The first question on my mind when I met with Haroon Mirza, now Director of Business Development, in the sleek boardroom at the company's office was not about the company -- which was named Canada's Innovation Leader last year and maintains a close relationship with MaRS Discovery District -- or its profile. My question was about privacy.

While people have fast become used to publicly sharing personal information -- Facebook and Twitter being just two of the most obvious examples -- the idea that something as innocuous as standing in front of a sign in a public place could result in tracking is distressing. Haroon Mirza smiled, saying that's a very common question but not at all an issue with the AIM system.

"The system does not store or record any of the information. It's incapable of doing that. We don't know who the individuals are. All the data would tell us is that at 3pm three individuals looked at the sign and two were female and one was male. Our system is incapable of collecting unique information," says Mirza.

He's clear that CognoVision is not a security and surveillance company, "privacy by design is built into everything we do," says Mirza. Indeed, the province's Privacy Commissioner says the company is exemplary in protecting individual privacy.

CognoVision cut its teeth in the digital signage market but its higher-profile foray has been the retail market. By tracking aspects of a customer's profile and his or her behavior inside the store, retailers can get a fairly sophisticated understanding of the customer experience.

With the help of a series of sensors placed around the store feeding data to computers running the analytics software, retailers can track, among other things, the gender of customers, where they stood and for how long, which departments they visited and for how long, which product displays they looked at the longest, which products they picked up, and how long they stood at the cash.

The system can also help with staffing. How many times have you gone into a store with a mission to purchase a specific product only to wander about, directionless, with no staff in sight to help?

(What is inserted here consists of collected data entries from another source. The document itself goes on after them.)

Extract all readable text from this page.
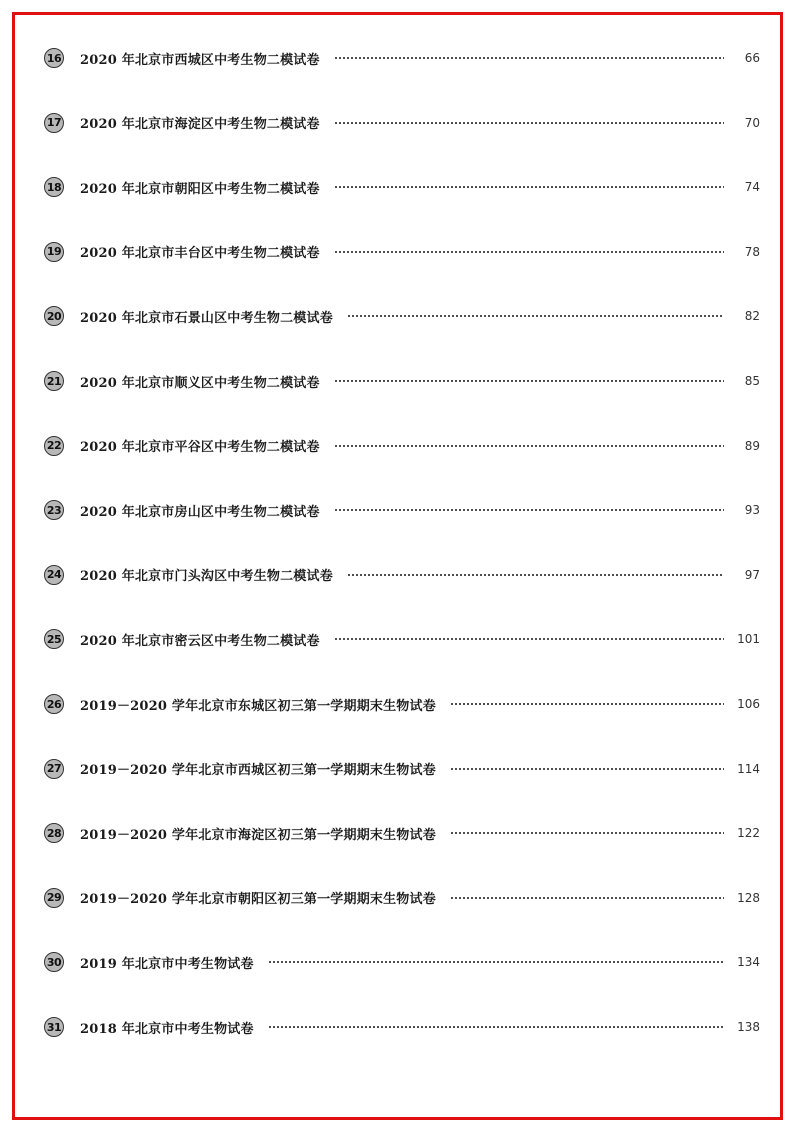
16 2020 年北京市西城区中考生物二模试卷	66
17 2020 年北京市海淀区中考生物二模试卷	70
18 2020 年北京市朝阳区中考生物二模试卷	74
19 2020 年北京市丰台区中考生物二模试卷	78
20 2020 年北京市石景山区中考生物二模试卷	82
21 2020 年北京市顺义区中考生物二模试卷	85
22 2020 年北京市平谷区中考生物二模试卷	89
23 2020 年北京市房山区中考生物二模试卷	93
24 2020 年北京市门头沟区中考生物二模试卷	97
25 2020 年北京市密云区中考生物二模试卷	101
26 2019－2020 学年北京市东城区初三第一学期期末生物试卷	106
27 2019－2020 学年北京市西城区初三第一学期期末生物试卷	114
28 2019－2020 学年北京市海淀区初三第一学期期末生物试卷	122
29 2019－2020 学年北京市朝阳区初三第一学期期末生物试卷	128
30 2019 年北京市中考生物试卷	134
31 2018 年北京市中考生物试卷	138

Or the opposite scenario in which you walk into a store and are immediately set upon by eager and chatty sales staff? Both situations can end with the customer leaving the store empty-handed and frustrated, vowing never to return.

"The second you start scheduling that's when this technology will help. You'll know who's coming, you can target departments, you can go as granular as you want because the technology's scalable. Some retailers find, after measuring traffic, they've been able to cut operating costs in the double digits by optimizing staff," says Mirza.

He estimates that only 5% of retailers are using some form of tracking to improve the in-store experience but that its adoption is growing by 20% per year. CognoVision itself has clients all over North America, Latin America, and the Middle East. The company's expanded to include a team of 10 in Canada and another team of 10 in India. The inevitable question arises: will CognoVision get too big for Markham?

Mirza shakes his head. "We have had billion dollar companies approach us. We have had clients who heard about us, heard our presentation, and then have a client wire us money for the software without ever having used it because they've heard the comments. We're partnered with a group of successful companies that act as our sounding board. At MaRS we're able to speak to big advisors and they help us with so many resources," he says.

Leave the GTA? Never. "A lot of entrepreneurs are not aware of what's in their own backyard in Toronto."

Naheed Mustafa is a freelance journalist living in Markham.